Here is a short description of the implementation:
1) Translate to comparison of shared to comparison of one bitwise shared
and one public value. The computation is basically
(2^\ell + a - b) - ((2^\ell + a - b) mod 2^\ell)
and the new comparison enters as part of the "mod 2^\ell"-reduction.
2) Perform the new comparison. The basic idea is the same as in the
ICITS paper which builds on DGK from ACISP2007. For each bitposition i,
compute a value [e_i], which states if this is the most differing bit
position and if so, if the first number greater than the second. This is
encoded as 0 or non-zero; the goal is now to determine whether there is
a 0. DGK and the ICITS paper multiplicatively mask and permute, but here
the values are just multiplied together in log-rounds and then masked.

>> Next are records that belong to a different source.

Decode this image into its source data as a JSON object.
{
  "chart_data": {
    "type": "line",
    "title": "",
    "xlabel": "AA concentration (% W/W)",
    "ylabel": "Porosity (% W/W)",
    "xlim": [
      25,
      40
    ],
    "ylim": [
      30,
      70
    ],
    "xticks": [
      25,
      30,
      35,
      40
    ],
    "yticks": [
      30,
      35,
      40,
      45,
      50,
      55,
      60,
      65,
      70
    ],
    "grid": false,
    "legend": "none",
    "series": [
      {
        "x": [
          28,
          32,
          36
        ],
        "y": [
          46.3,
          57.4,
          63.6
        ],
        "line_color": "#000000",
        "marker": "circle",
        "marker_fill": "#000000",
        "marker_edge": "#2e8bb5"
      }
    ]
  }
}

The final thing is to map the outcome to a 0/1 encoding. This is done
w/o an equivality test by masking the meaning of the 0 -- essentially,
we know we are comparing two values but we don't know if the comparison
is GT or LT (s_sign in the code). This is secure as s_sign can be viewed
as a one time pad for the outcome.
One trick in the code is that the second comparison doesn't have to
occur modulo the original prime, a smaller one can be specified for
efficiency reasons.
Hope that helps a bit, if not then just keep asking questions.